Deux personnes, en effet, étaient assises dans l'âtre de la petite cuisine proprette: une fillette de dix ans à peu près, blonde, menue, jolie, et une femme âgée, vive encore d'allure, mais le front entouré de bandeaux entièrement blancs.

Où donc le misérable a-t-il vu ces traits réguliers, si délicats, mais si ridés qu'ils en sont effacés, comme un dessin couvert de mille fines ratures?

Elles sont charmantes à voir ainsi, l'aïeule, sans doute, et la petite-fille: la première, assise sur une chaise basse, l'autre, sur un escabeau de bois tout près, tout près. L'enfant, tournée vers la femme, les coudes appuyés sur ses genoux, une main sous son menton, lève sur elle son gentil visage confiant et présente ses pieds nus à la flamme. Les lèvres de la vieille remuent. Elle doit raconter une histoire. L'homme tend l'oreille. Non, elle chante! Oh! que ce chant est doux! Que la voix est pure et fraîche encore!
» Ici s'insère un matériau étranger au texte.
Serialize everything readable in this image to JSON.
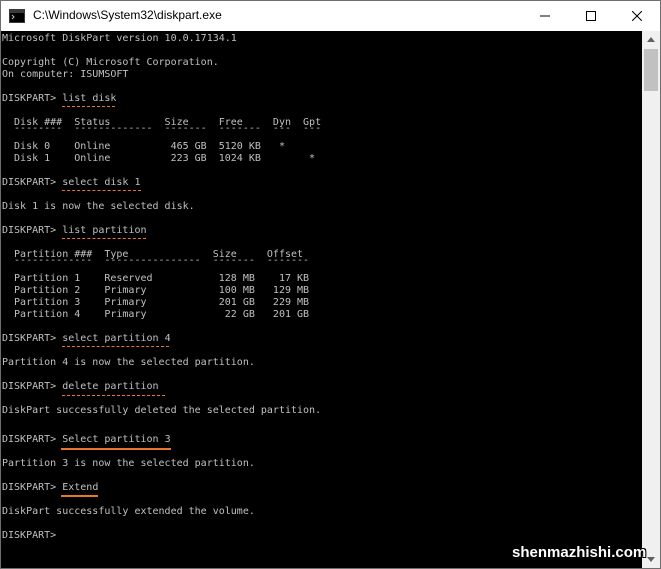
{
  "window": {
    "title": "C:\\Windows\\System32\\diskpart.exe",
    "app_icon": "console-app-icon",
    "controls": [
      "minimize-icon",
      "maximize-icon",
      "close-icon"
    ]
  },
  "console": {
    "header": {
      "version": "Microsoft DiskPart version 10.0.17134.1",
      "copyright": "Copyright (C) Microsoft Corporation.",
      "computer": "On computer: ISUMSOFT"
    },
    "cmd_list_disk": {
      "prompt": "DISKPART> ",
      "command": "list disk"
    },
    "disk_table": {
      "header": "  Disk ###  Status         Size     Free     Dyn  Gpt",
      "separator": "  --------  -------------  -------  -------  ---  ---",
      "rows": [
        "  Disk 0    Online          465 GB  5120 KB   *",
        "  Disk 1    Online          223 GB  1024 KB        *"
      ]
    },
    "cmd_select_disk": {
      "prompt": "DISKPART> ",
      "command": "select disk 1"
    },
    "msg_disk_selected": "Disk 1 is now the selected disk.",
    "cmd_list_partition": {
      "prompt": "DISKPART> ",
      "command": "list partition"
    },
    "partition_table": {
      "header": "  Partition ###  Type              Size     Offset",
      "separator": "  -------------  ----------------  -------  -------",
      "rows": [
        "  Partition 1    Reserved           128 MB    17 KB",
        "  Partition 2    Primary            100 MB   129 MB",
        "  Partition 3    Primary            201 GB   229 MB",
        "  Partition 4    Primary             22 GB   201 GB"
      ]
    },
    "cmd_select_partition4": {
      "prompt": "DISKPART> ",
      "command": "select partition 4"
    },
    "msg_partition4_selected": "Partition 4 is now the selected partition.",
    "cmd_delete_partition": {
      "prompt": "DISKPART> ",
      "command": "delete partition"
    },
    "msg_deleted": "DiskPart successfully deleted the selected partition.",
    "cmd_select_partition3": {
      "prompt": "DISKPART> ",
      "command": "Select partition 3"
    },
    "msg_partition3_selected": "Partition 3 is now the selected partition.",
    "cmd_extend": {
      "prompt": "DISKPART> ",
      "command": "Extend"
    },
    "msg_extended": "DiskPart successfully extended the volume.",
    "final_prompt": "DISKPART> "
  },
  "scrollbar": {
    "up_icon": "scroll-up-arrow-icon",
    "down_icon": "scroll-down-arrow-icon"
  },
  "watermark": "shenmazhishi.com",
  "colors": {
    "console_bg": "#000000",
    "console_text": "#c0c0c0",
    "annotation_underline": "#e8742e"
  }
}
Le coeur du malheureux est chaviré. Où a-t-il entendu cet air-là? Il semble monter en lui d'un passé lointain, lointain, traverser et écarter des brumes amoncelées. Brusquement le voleur tressaille des pieds à la tête, le souvenir lui revient: c'est un Noël et c'est sa mère qui le chantait jadis! Il faut qu'il l'entende de nouveau, et mieux, avec les paroles. La porte donnant sur le bûcher est ouverte. A pas muets, de son pas de traqueur de bêtes, il pénètre sans bruit dans le fond obscur de la cuisine et se glisse derrière le grand lit dont les rideaux à carreaux bleus et blancs le cachent, tout en laissant voir ce qui se passe. Les deux femmes, absorbées l'une par l'autre, ne s'aperçoivent de rien.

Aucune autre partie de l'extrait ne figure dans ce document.